Ethiopia‘s economy has grown at a faster rate than any other African country in the past 10 years and it’s been trying to open up its economy. But foreign investors and local businesses complain a shortage of foreign currencies like the US dollar are stifling the private sector.
The International Monetary Fund (IMF) says that Ethiopia’s foreign reserves at the end of the 2016/2017 fiscal year stood at $3.2bn, which is less than what it spends on imports in two months.
The education numbers, the electricity numbers are just not there for either a digital economy or a big manufacturing sector.
But the IMF is forecasting a growth rate of 8.5 percent this year – far above the global average.
So, will Ethiopia be able to sustain its growth levels? What are the economic challenges facing Ethiopia? And what does peace with Eritrea mean for the economy?

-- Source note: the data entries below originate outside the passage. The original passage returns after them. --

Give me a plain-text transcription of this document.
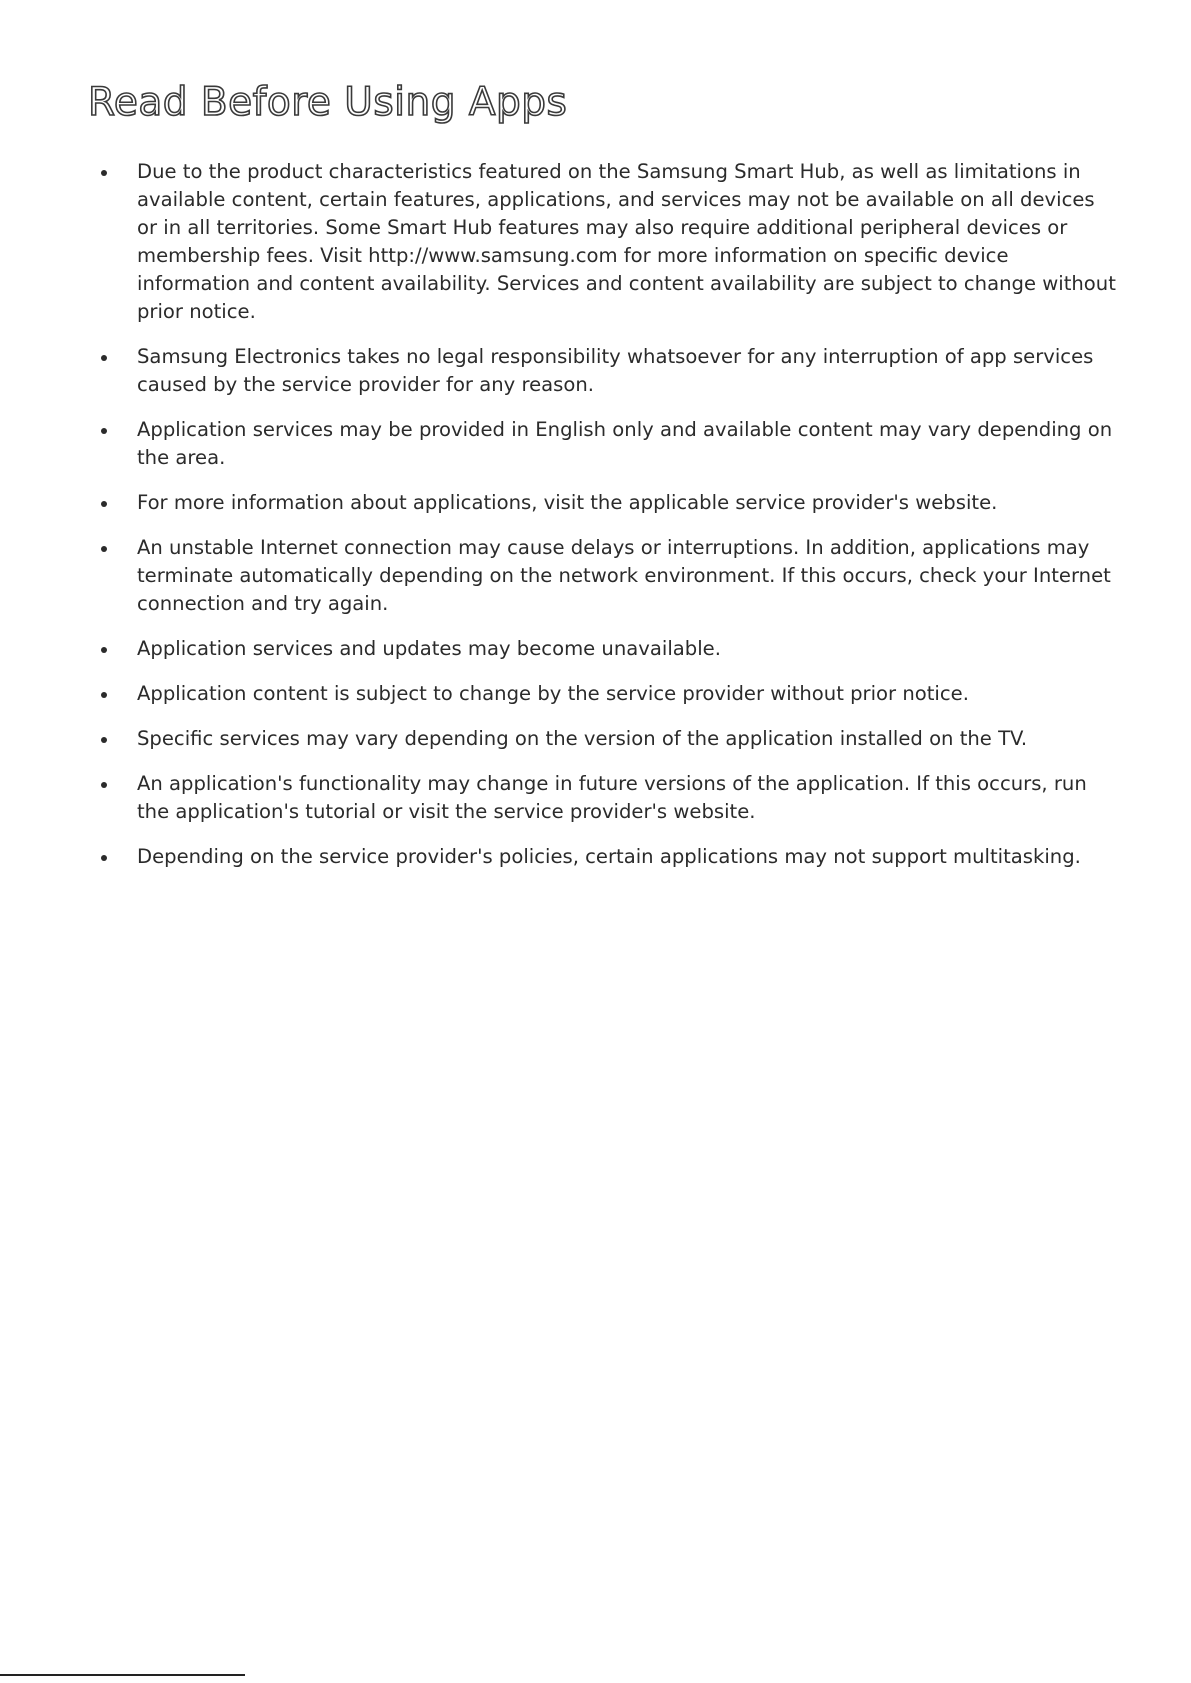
Read Before Using Apps
Due to the product characteristics featured on the Samsung Smart Hub, as well as limitations in available content, certain features, applications, and services may not be available on all devices or in all territories. Some Smart Hub features may also require additional peripheral devices or membership fees. Visit http://www.samsung.com for more information on specific device information and content availability. Services and content availability are subject to change without prior notice.
Samsung Electronics takes no legal responsibility whatsoever for any interruption of app services caused by the service provider for any reason.
Application services may be provided in English only and available content may vary depending on the area.
For more information about applications, visit the applicable service provider's website.
An unstable Internet connection may cause delays or interruptions. In addition, applications may terminate automatically depending on the network environment. If this occurs, check your Internet connection and try again.
Application services and updates may become unavailable.
Application content is subject to change by the service provider without prior notice.
Specific services may vary depending on the version of the application installed on the TV.
An application's functionality may change in future versions of the application. If this occurs, run the application's tutorial or visit the service provider's website.
Depending on the service provider's policies, certain applications may not support multitasking.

Ethiopia has a “very odd model for development, but an odd model that has produced very high economic growth,” Charles Robertson, chief economist at Renaissance Capital told Counting the Cost.

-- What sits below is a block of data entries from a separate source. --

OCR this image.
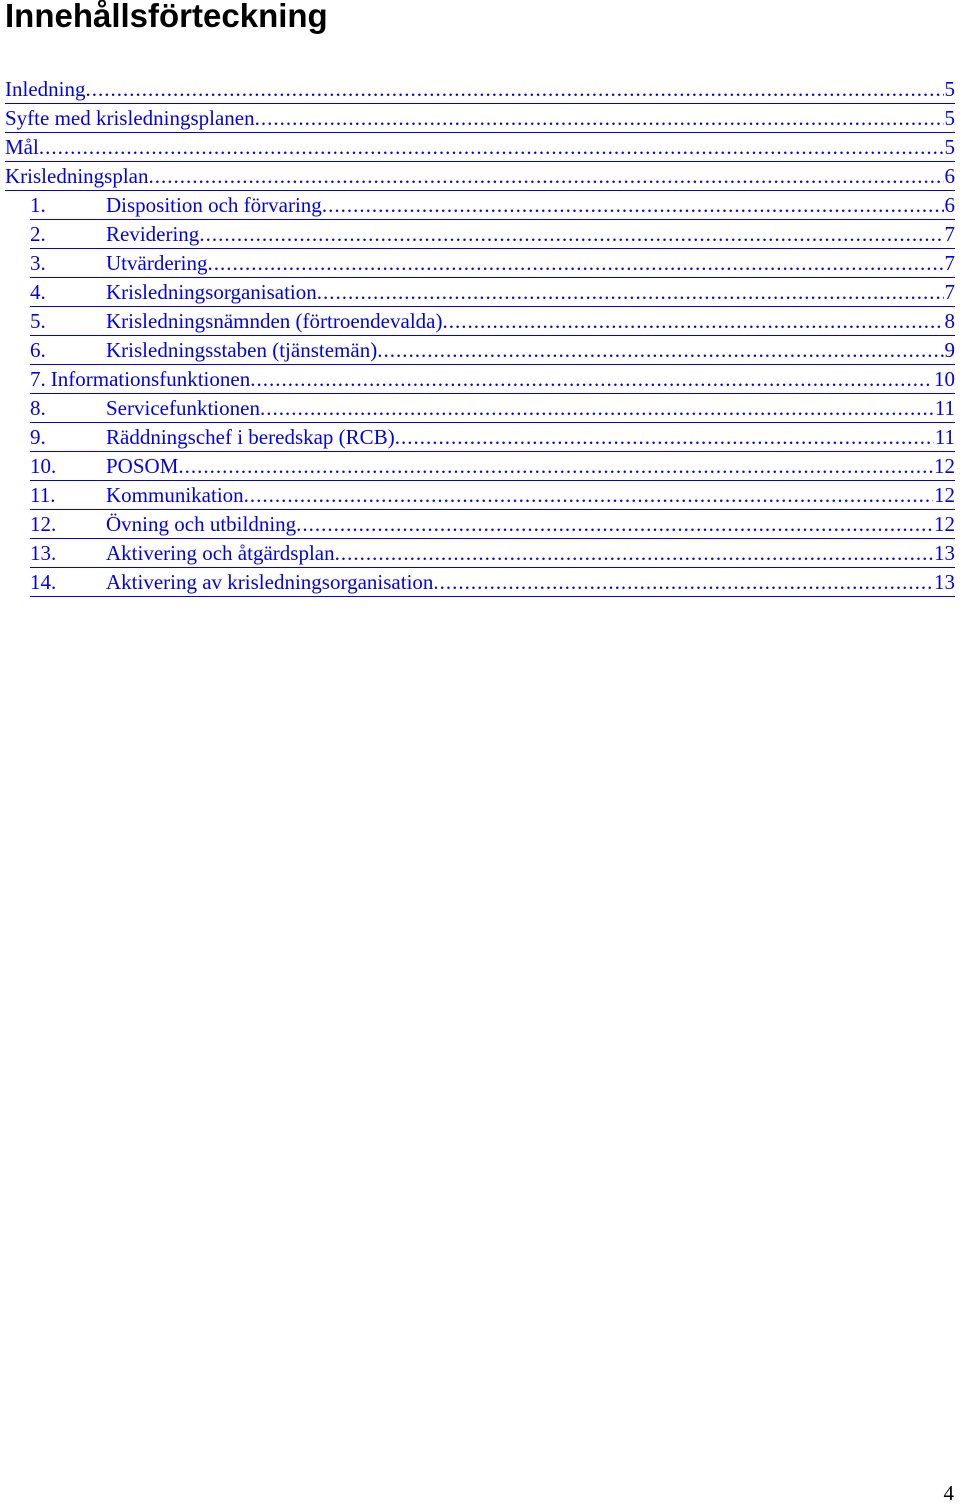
Innehållsförteckning
Inledning .....	5
Syfte med krisledningsplanen .....	5
Mål .....	5
Krisledningsplan .....	6
1.	Disposition och förvaring .....	6
2.	Revidering .....	7
3.	Utvärdering .....	7
4.	Krisledningsorganisation .....	7
5.	Krisledningsnämnden (förtroendevalda) .....	8
6.	Krisledningsstaben (tjänstemän) .....	9
7. Informationsfunktionen .....	10
8.	Servicefunktionen .....	11
9.	Räddningschef i beredskap (RCB) .....	11
10.	POSOM .....	12
11.	Kommunikation .....	12
12.	Övning och utbildning .....	12
13.	Aktivering och åtgärdsplan .....	13
14.	Aktivering av krisledningsorganisation .....	13
4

“In our last big report, we focused on the fact that they were running out of foreign exchange to sustain that model … It’s a matter of how can they get the cash. They’ve been borrowing from China. And recent declarations from the government suggest that they might start to raise the money by selling … stakes in their golden geese – their major companies like Ethiopia Telecom or Ethiopia Airlines. And that way they can bring in the dollars that they need to be able to buy the investment goods that they need to be able to drive growth.”
Asked how the digital economy factors into the country’s economic growth, Robertson said: “There is an awful lot of PR, very successful PR that’s making out Ethiopia to be kind of the next China. And I think this is a valid comparison as long as you have the next China meaning with a 50-year lag, not a 10 or 20-year lag.”

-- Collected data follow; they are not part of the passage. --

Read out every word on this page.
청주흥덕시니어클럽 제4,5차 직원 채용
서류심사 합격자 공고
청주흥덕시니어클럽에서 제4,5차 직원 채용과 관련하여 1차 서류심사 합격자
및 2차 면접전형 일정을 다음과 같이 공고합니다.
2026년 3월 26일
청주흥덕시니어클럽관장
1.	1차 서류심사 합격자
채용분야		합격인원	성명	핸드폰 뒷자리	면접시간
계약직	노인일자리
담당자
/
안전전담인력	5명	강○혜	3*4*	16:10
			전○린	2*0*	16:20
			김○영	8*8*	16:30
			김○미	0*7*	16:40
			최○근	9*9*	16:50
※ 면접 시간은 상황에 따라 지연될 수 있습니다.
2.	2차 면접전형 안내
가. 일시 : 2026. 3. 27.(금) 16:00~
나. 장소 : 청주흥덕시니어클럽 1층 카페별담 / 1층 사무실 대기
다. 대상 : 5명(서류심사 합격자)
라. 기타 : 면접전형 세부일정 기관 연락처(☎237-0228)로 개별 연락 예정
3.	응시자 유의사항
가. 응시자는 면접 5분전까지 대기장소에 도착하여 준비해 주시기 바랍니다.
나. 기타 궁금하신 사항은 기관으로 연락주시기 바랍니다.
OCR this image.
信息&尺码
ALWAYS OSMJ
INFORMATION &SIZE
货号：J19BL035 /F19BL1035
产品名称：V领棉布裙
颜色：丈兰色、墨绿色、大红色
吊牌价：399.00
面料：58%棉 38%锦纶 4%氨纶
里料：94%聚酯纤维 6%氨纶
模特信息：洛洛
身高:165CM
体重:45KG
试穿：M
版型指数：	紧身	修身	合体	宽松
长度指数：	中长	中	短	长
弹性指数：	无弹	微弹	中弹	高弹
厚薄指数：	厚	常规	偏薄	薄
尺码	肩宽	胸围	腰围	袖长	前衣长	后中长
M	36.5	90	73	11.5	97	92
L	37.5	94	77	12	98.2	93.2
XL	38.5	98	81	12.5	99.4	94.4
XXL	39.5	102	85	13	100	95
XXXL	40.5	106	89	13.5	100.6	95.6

“Less than half of the adults in Ethiopia can read or write in any language. That’s not what you need if you are going to be part of the digital economy. You’ve at least got to be able to read what’s on your mobile phone. They can’t. And the consequence of low adult literacy – it’s about 49 percent in 2015 – is that you can also not have an industrialising story either,” he told Counting the Cost.
According to Robertson, Ethiopia’s manufacturing factor is around four percent of GDP, so “despite the PR … there’s only eight countries in the world with smaller manufacturing sectors than Ethiopia … The education numbers, the electricity numbers are just not there for either a digital economy or a big manufacturing sector. It’s still a very rural, very poor agricultural economy.”
“With the peace deal with Eritrea, they can rebuild links to Eritrea, create a second export route and perhaps then get a better price when it comes to exporting their goods through the ports. So there is a benefit for longer-term trade.”